I chose to go to school in the city and can’t imagine being anywhere lacking the same energy and excitement. I’ve developed an all-or-nothing attitude when it comes to environment: either one hundred percent concrete or dirt roads and pine needles, rather than sticky asphalt and grass that could be plastic. I’d prefer to walk by a hundred strangers or no one at all, rather than exchange vague smiles and half nods with nameless neighbors and kids who I only remember because they threw up in the cafeteria in first grade. It’s possible that my upbringing made me immune to suburban charms. Wanderlust attracted me to anywhere different. Or maybe the wilderness and the city actually have a lot in common.
They certainly share a few pitfalls. Both environments host an intimidating animal population. I can’t be sure whether I’d rather fight a subway rat or a black bear, but I guess it would depend on which was bigger. The inconvenience of rain increases exponentially, whether it’s raining in your tent and soaking your last hope of starting a fire, or because the skies spontaneously open when you’re still fifteen blocks from home. Most of what they have in common, though, are the qualities that draw me to them.

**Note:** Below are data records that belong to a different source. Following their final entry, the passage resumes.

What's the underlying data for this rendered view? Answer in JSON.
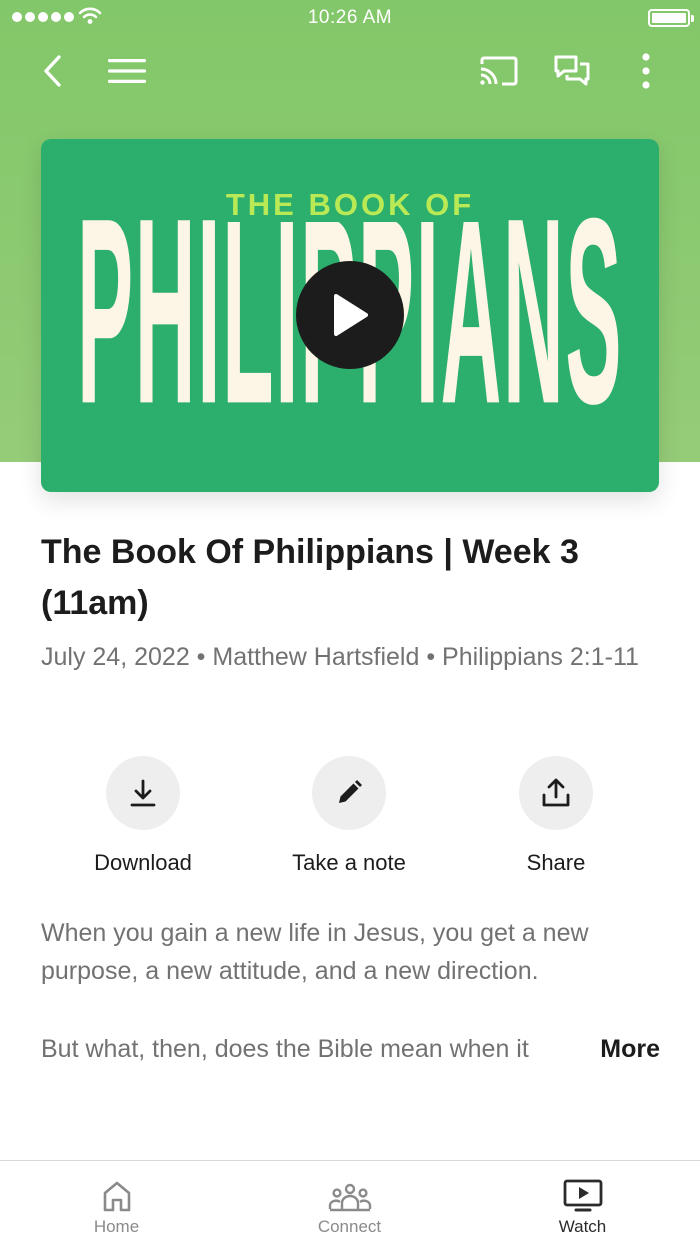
{
  "status_bar": {
    "time": "10:26 AM"
  },
  "nav": {
    "back_icon": "chevron-left-icon",
    "menu_icon": "hamburger-menu-icon",
    "cast_icon": "cast-icon",
    "chat_icon": "chat-bubbles-icon",
    "more_icon": "more-vertical-icon"
  },
  "artwork": {
    "small_text": "THE BOOK OF",
    "big_text": "PHILIPPIANS",
    "background_color": "#2cae6d",
    "accent_color": "#b9ea56"
  },
  "sermon": {
    "title": "The Book Of Philippians | Week 3 (11am)",
    "meta": "July 24, 2022 • Matthew Hartsfield • Philippians 2:1-11"
  },
  "actions": [
    {
      "label": "Download",
      "icon": "download-icon"
    },
    {
      "label": "Take a note",
      "icon": "pencil-icon"
    },
    {
      "label": "Share",
      "icon": "share-icon"
    }
  ],
  "description": {
    "paragraph1": "When you gain a new life in Jesus, you get a new purpose, a new attitude, and a new direction.",
    "paragraph2": "But what, then, does the Bible mean when it",
    "more_label": "More"
  },
  "tabs": [
    {
      "label": "Home",
      "icon": "home-icon",
      "active": false
    },
    {
      "label": "Connect",
      "icon": "people-icon",
      "active": false
    },
    {
      "label": "Watch",
      "icon": "tv-play-icon",
      "active": true
    }
  ],
  "colors": {
    "header_green": "#8ec873",
    "text_gray": "#727272"
  }
}
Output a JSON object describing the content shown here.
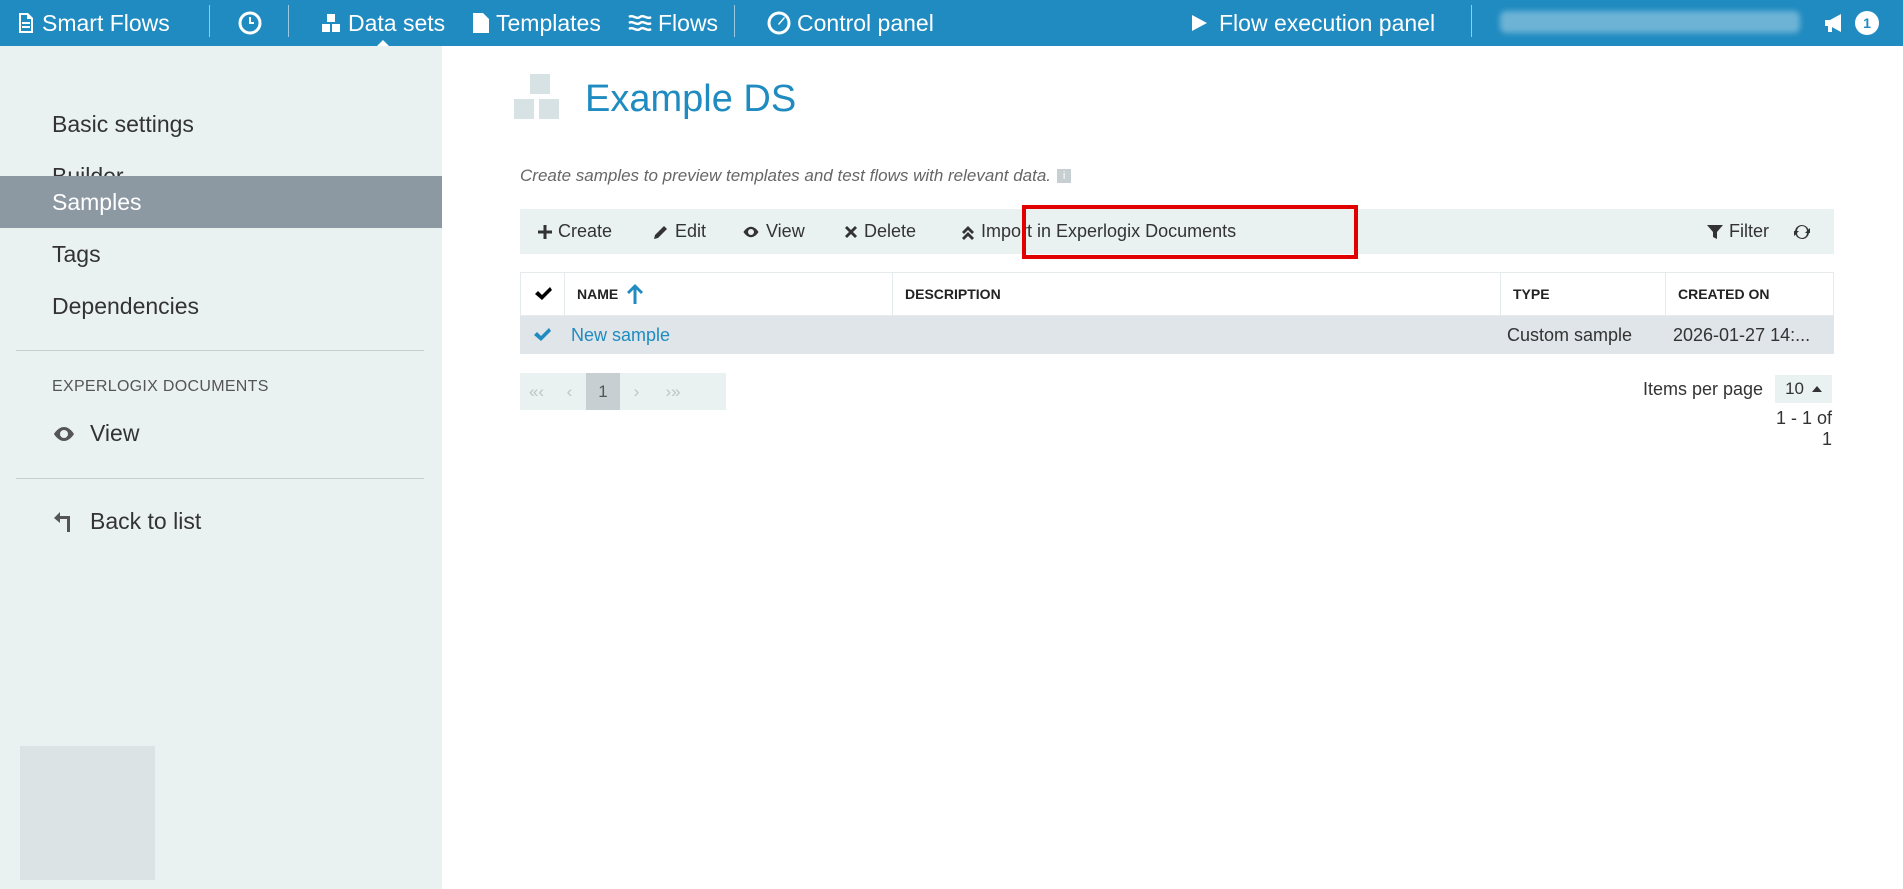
{
  "topbar": {
    "brand": "Smart Flows",
    "datasets": "Data sets",
    "templates": "Templates",
    "flows": "Flows",
    "control_panel": "Control panel",
    "flow_execution": "Flow execution panel",
    "notifications_count": "1"
  },
  "sidebar": {
    "items": [
      {
        "label": "Basic settings"
      },
      {
        "label": "Builder"
      },
      {
        "label": "Samples"
      },
      {
        "label": "Tags"
      },
      {
        "label": "Dependencies"
      }
    ],
    "section_title": "EXPERLOGIX DOCUMENTS",
    "view_label": "View",
    "back_label": "Back to list"
  },
  "page": {
    "title": "Example DS",
    "hint": "Create samples to preview templates and test flows with relevant data."
  },
  "toolbar": {
    "create": "Create",
    "edit": "Edit",
    "view": "View",
    "delete": "Delete",
    "import": "Import in Experlogix Documents",
    "filter": "Filter"
  },
  "grid": {
    "columns": [
      "NAME",
      "DESCRIPTION",
      "TYPE",
      "CREATED ON"
    ],
    "rows": [
      {
        "name": "New sample",
        "description": "",
        "type": "Custom sample",
        "created_on": "2026-01-27 14:..."
      }
    ]
  },
  "pager": {
    "first": "«‹",
    "prev": "‹",
    "current": "1",
    "next": "›",
    "last": "›»",
    "items_per_page_label": "Items per page",
    "items_per_page_value": "10",
    "range": "1 - 1 of 1"
  },
  "colors": {
    "topbar": "#1f8bc0",
    "sidebar": "#eaf1f1",
    "active_item": "#8c98a2",
    "highlight": "#e00000"
  }
}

I guess I like that it’s never completely silent or dark out in the woods or in the city. Taxi horns and running rivers eliminate the need to switch on fans for white noise. Bar lights and stars provide enough light to see your hand in front of your face. The common resistance to stillness makes me feel more grounded, providing me with a heightened awareness of my surroundings.
Or it’s the way the space all feels accessible. At home in the suburbs, there are streets I haven’t walked down because I don’t know anyone who lives there. Property is strictly defined and defended by picket fences and driveways. The woods’ only restricted areas are the patches of poison ivy. In the city, even if every inch of every block is owned by somebody, it feels like you can go anywhere with or without purpose. The possibilities for exploring are endless.
I don’t care if I lose cell phone service when I’ve got fires to build and rivers to climb through. In the city I sometimes forget to call home because there’s just so much happening around me. It’s in these places only that I manage to shake off the nagging desire to be somewhere else. In the center of the world or in the middle of nowhere, it’s easy to momentarily forget that anything exists outside of where you are.